Kaleena Smith promedió 31 puntos, siete asistencias y cuatro robos por partido esta temporada mientras jugaba para el programa número uno de Southland, pero su papel como líder ampliada es lo que le valió el honor de jugadora de baloncesto femenino del año del Times.
La base junior de 5 pies 6 pulgadas llevó a Ontario Christian al campeonato estatal CIF en Sacramento por primera vez en la historia del programa y, en el camino, su voz habló casi tan fuerte como su juego, algo sorprendente para alguien que no es hablador por naturaleza.
“Sus números hablan por sí solos, pero la mayor diferencia en Kaleena esta temporada ha sido su liderazgo”, dijo la entrenadora de los Knights, Aundre Cummings. “Ella siempre llega primero al entrenamiento y sale última, lo que sus compañeros respetan, pero también sabe cuándo hablar”.
Smith ha sido apodada “Special K” por su talento y carisma, rasgos que la convierten en una de las mejores reclutas del país en la promoción de 2027. Está atrayendo la atención de varios programas universitarios. La entrenadora femenina de USC, Lindsay Gottlieb, incluso estuvo presente para ver a Smith anotar 23 puntos y contribuir con seis asistencias en las semifinales regionales del sur de California contra Etiwanda el 8 de marzo y en el juego de campeonato estatal contra el Arzobispo Mitty en el Golden 1 Center en Sacramento.
“Estoy hablando más, sí, porque voy a tener que hacer eso en la universidad”, dijo Smith, quien pasó incontables horas perfeccionando su tiro en salto de media distancia este invierno. “Como capitán, esta es una de mis responsabilidades”.
Después de cien juegos en su carrera en la escuela secundaria, Smith está a la altura de las expectativas que se le dieron cuando fue nombrada Estudiante de primer año del año nacional de MaxPreps en 2024. Superó la marca de los 2000 puntos cuando anotó 51 puntos contra Esperanza en noviembre.
Smith llevó a Ontario Christian al título de la División Abierta de la Sección Sur en su segundo año y, aunque a los Caballeros se les negó una repetición (tuvo 30 puntos y cinco asistencias en una derrota final ante Sierra Canyon), sus estadísticas son mejores en todas las categorías importantes.

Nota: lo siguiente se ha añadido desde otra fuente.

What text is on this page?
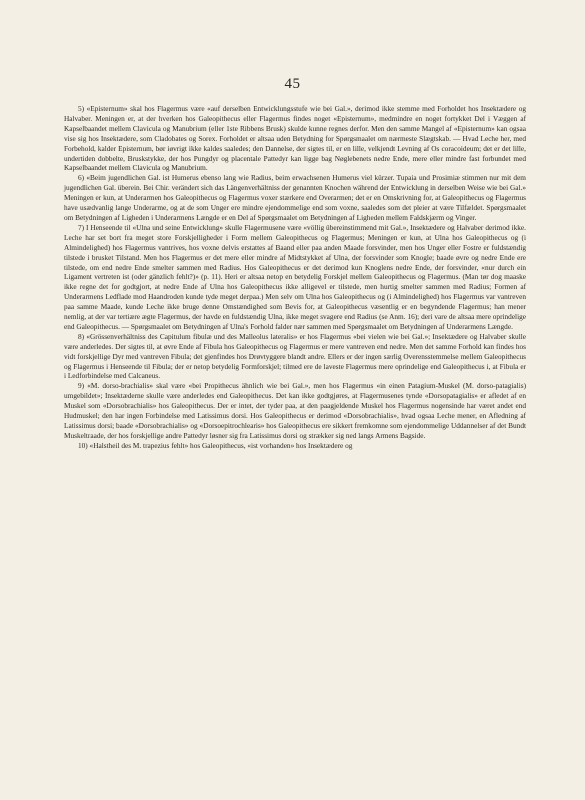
45

5) «Episternum» skal hos Flagermus være «auf derselben Entwicklungsstufe wie bei Gal.», derimod ikke stemme med Forholdet hos Insektædere og Halvaber. Meningen er, at der hverken hos Galeopithecus eller Flagermus findes noget «Episternum», medmindre en noget fortykket Del i Væggen af Kapselbaandet mellem Clavicula og Manubrium (eller 1ste Ribbens Brusk) skulde kunne regnes derfor. Men den samme Mangel af «Episternum» kan ogsaa vise sig hos Insektædere, som Cladobates og Sorex. Forholdet er altsaa uden Betydning for Spørgsmaalet om nærmeste Slægtskab. — Hvad Leche her, med Forbehold, kalder Episternum, bør iøvrigt ikke kaldes saaledes; den Dannelse, der sigtes til, er en lille, velkjendt Levning af Os coracoideum; det er det lille, undertiden dobbelte, Bruskstykke, der hos Pungdyr og placentale Pattedyr kan ligge bag Nøglebenets nedre Ende, mere eller mindre fast forbundet med Kapselbaandet mellem Clavicula og Manubrium.

6) «Beim jugendlichen Gal. ist Humerus ebenso lang wie Radius, beim erwachsenen Humerus viel kürzer. Tupaia und Prosimiæ stimmen nur mit dem jugendlichen Gal. überein. Bei Chir. verändert sich das Längenverhältniss der genannten Knochen während der Entwicklung in derselben Weise wie bei Gal.» Meningen er kun, at Underarmen hos Galeopithecus og Flagermus voxer stærkere end Overarmen; det er en Omskrivning for, at Galeopithecus og Flagermus have usædvanlig lange Underarme, og at de som Unger ere mindre ejendommelige end som voxne, saaledes som det pleier at være Tilfældet. Spørgsmaalet om Betydningen af Ligheden i Underarmens Længde er en Del af Spørgsmaalet om Betydningen af Ligheden mellem Faldskjærm og Vinger.

7) I Henseende til «Ulna und seine Entwicklung» skulle Flagermusene være «völlig übereinstimmend mit Gal.», Insektædere og Halvaber derimod ikke. Leche har set bort fra meget store Forskjelligheder i Form mellem Galeopithecus og Flagermus; Meningen er kun, at Ulna hos Galeopithecus og (i Almindelighed) hos Flagermus vantrives, hos voxne delvis erstattes af Baand eller paa anden Maade forsvinder, men hos Unger eller Fostre er fuldstændig tilstede i brusket Tilstand. Men hos Flagermus er det mere eller mindre af Midtstykket af Ulna, der forsvinder som Knogle; baade øvre og nedre Ende ere tilstede, om end nedre Ende smelter sammen med Radius. Hos Galeopithecus er det derimod kun Knoglens nedre Ende, der forsvinder, «nur durch ein Ligament vertreten ist (oder gänzlich fehlt?)» (p. 11). Heri er altsaa netop en betydelig Forskjel mellem Galeopithecus og Flagermus. (Man tør dog maaske ikke regne det for godtgjort, at nedre Ende af Ulna hos Galeopithecus ikke alligevel er tilstede, men hurtig smelter sammen med Radius; Formen af Underarmens Ledflade mod Haandroden kunde tyde meget derpaa.) Men selv om Ulna hos Galeopithecus og (i Almindelighed) hos Flagermus var vantreven paa samme Maade, kunde Leche ikke bruge denne Omstændighed som Bevis for, at Galeopithecus væsentlig er en begyndende Flagermus; han mener nemlig, at der var tertiære ægte Flagermus, der havde en fuldstændig Ulna, ikke meget svagere end Radius (se Anm. 16); deri vare de altsaa mere oprindelige end Galeopithecus. — Spørgsmaalet om Betydningen af Ulna's Forhold falder nær sammen med Spørgsmaalet om Betydningen af Underarmens Længde.

8) «Grössenverhältniss des Capitulum fibulæ und des Malleolus lateralis» er hos Flagermus «bei vielen wie bei Gal.»; Insektædere og Halvaber skulle være anderledes. Der sigtes til, at øvre Ende af Fibula hos Galeopithecus og Flagermus er mere vantreven end nedre. Men det samme Forhold kan findes hos vidt forskjellige Dyr med vantreven Fibula; det gjenfindes hos Drøvtyggere blandt andre. Ellers er der ingen særlig Overensstemmelse mellem Galeopithecus og Flagermus i Henseende til Fibula; der er netop betydelig Formforskjel; tilmed ere de laveste Flagermus mere oprindelige end Galeopithecus i, at Fibula er i Ledforbindelse med Calcaneus.

9) «M. dorso-brachialis» skal være «bei Propithecus ähnlich wie bei Gal.», men hos Flagermus «in einen Patagium-Muskel (M. dorso-patagialis) umgebildet»; Insektæderne skulle være anderledes end Galeopithecus. Det kan ikke godtgjøres, at Flagermusenes tynde «Dorsopatagialis» er afledet af en Muskel som «Dorsobrachialis» hos Galeopithecus. Der er intet, der tyder paa, at den paagjeldende Muskel hos Flagermus nogensinde har været andet end Hudmuskel; den har ingen Forbindelse med Latissimus dorsi. Hos Galeopithecus er derimod «Dorsobrachialis», hvad ogsaa Leche mener, en Afledning af Latissimus dorsi; baade «Dorsobrachialis» og «Dorsoepitrochlearis» hos Galeopithecus ere sikkert fremkomne som ejendommelige Uddannelser af det Bundt Muskeltraade, der hos forskjellige andre Pattedyr løsner sig fra Latissimus dorsi og strækker sig ned langs Armens Bagside.

10) «Halstheil des M. trapezius fehlt» hos Galeopithecus, «ist vorhanden» hos Insektædere og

Junto a su espíritu competitivo y mentalidad ganadora está la madurez y confianza de un estudiante de último año.
“Su liderazgo es lo que se destaca”, dijo su compañera de equipo de segundo año Tatianna Griffin. “Es una persona muy tranquila. No estoy segura de si es algo natural o no, pero cuando dice algo, la escuchamos”.
El propio juego de Griffin floreció gracias a la voluntad de Smith de darle el balón en situaciones difíciles, y Smith fue mentora de la estudiante de primer año Chloe Jenkins, quien lideró al equipo en rebotes (11,3 por partido).
Al agregar liderazgo a su coeficiente intelectual de baloncesto, visión de la cancha, defensa, rapidez, tiro, pase y regate, Smith se ha convertido en una jugadora completa, lista para una temporada senior de la que vale la pena hablar.